EU-Flagge in Brüssel (Archiv)

EU-Flagge in Brüssel (Archiv)

Die EU will im Kampf gegen die weltweite Wirtschaftskrise Entwicklungsländern mit vorgezogenen Geldern unter die Arme greifen. Noch in diesem Jahr sollen dazu 4,3 Milliarden Euro vorzeitig bereitgestellt werden.

"Die Entwicklungsländer sind nicht verantwortlich für die Wirtschaftskrise, aber am meisten von ihr betroffen", sagte EU-Kommissionspräsident José Manuel Barroso in Brüssel. Die Krise dürfe deshalb kein Vorwand dafür sein, die Zusagen an Hilfsgeldern nicht einzuhalten.

EU-Entwicklungskommissar Louis Michel warnte, die Länder würden in ihrer wirtschaftlichen Entwicklung durch die Krise weit zurückgeworfen. "Es besteht die Gefahr, dass die Zuwanderung wegen der Krise steigt."

Die EU werde nicht mehr Mittel bereitstellen als budgetiert, sagte Michel weiter. Vielmehr gehe es darum, koordinierter und flexibler vorzugehen. Rund 7 Milliarden Euro könnten durch wirksamere Zusammenarbeit der 27 Mitgliedstaaten jährlich eingespart werden.

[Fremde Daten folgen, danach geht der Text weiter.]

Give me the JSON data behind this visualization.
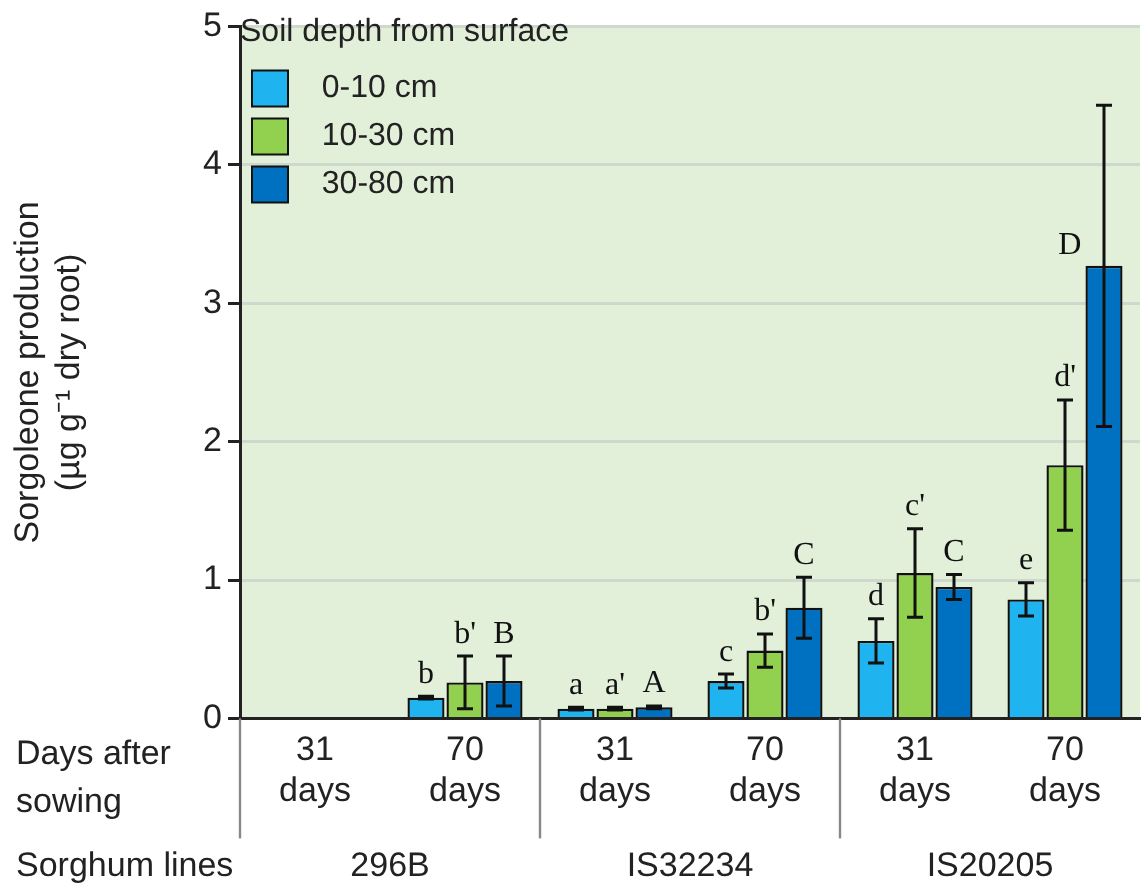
{
  "chart_data": {
    "type": "bar",
    "ylabel": "Sorgoleone production\n(µg g⁻¹ dry root)",
    "xlabel": "Days after sowing",
    "legend_title": "Soil depth from surface",
    "categories": [
      "31 days",
      "70 days",
      "31 days",
      "70 days",
      "31 days",
      "70 days"
    ],
    "series": [
      {
        "name": "0-10 cm",
        "color": "#1fb4ef",
        "values": [
          null,
          0.15,
          0.07,
          0.27,
          0.56,
          0.86
        ],
        "errors": [
          null,
          0.01,
          0.01,
          0.05,
          0.16,
          0.12
        ],
        "value_labels": [
          null,
          "b",
          "a",
          "c",
          "d",
          "e"
        ]
      },
      {
        "name": "10-30 cm",
        "color": "#92d050",
        "values": [
          null,
          0.26,
          0.07,
          0.49,
          1.05,
          1.83
        ],
        "errors": [
          null,
          0.19,
          0.01,
          0.12,
          0.32,
          0.47
        ],
        "value_labels": [
          null,
          "b'",
          "a'",
          "b'",
          "c'",
          "d'"
        ]
      },
      {
        "name": "30-80 cm",
        "color": "#0070c0",
        "values": [
          null,
          0.27,
          0.08,
          0.8,
          0.95,
          3.27
        ],
        "errors": [
          null,
          0.18,
          0.01,
          0.22,
          0.09,
          1.16
        ],
        "value_labels": [
          null,
          "B",
          "A",
          "C",
          "C",
          "D"
        ]
      }
    ],
    "annotations": [
      "Sorghum lines",
      "296B",
      "IS32234",
      "IS20205"
    ],
    "ylim": [
      0,
      5
    ],
    "yticks": [
      0,
      1,
      2,
      3,
      4,
      5
    ],
    "grid": "y",
    "legend": "top left"
  }
}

Insgesamt steckte die EU im vergangenen Jahr 49 Milliarden Euro in die Entwicklungshilfe. 2004 waren es nach Angaben der Kommission noch 35 Milliarden Euro. Bis 2010 soll die Hilfe auf 69 Milliarden Euro wachsen. 75 bis 80 Prozent der Hilfe aus Brüssel fliesst nach Afrika.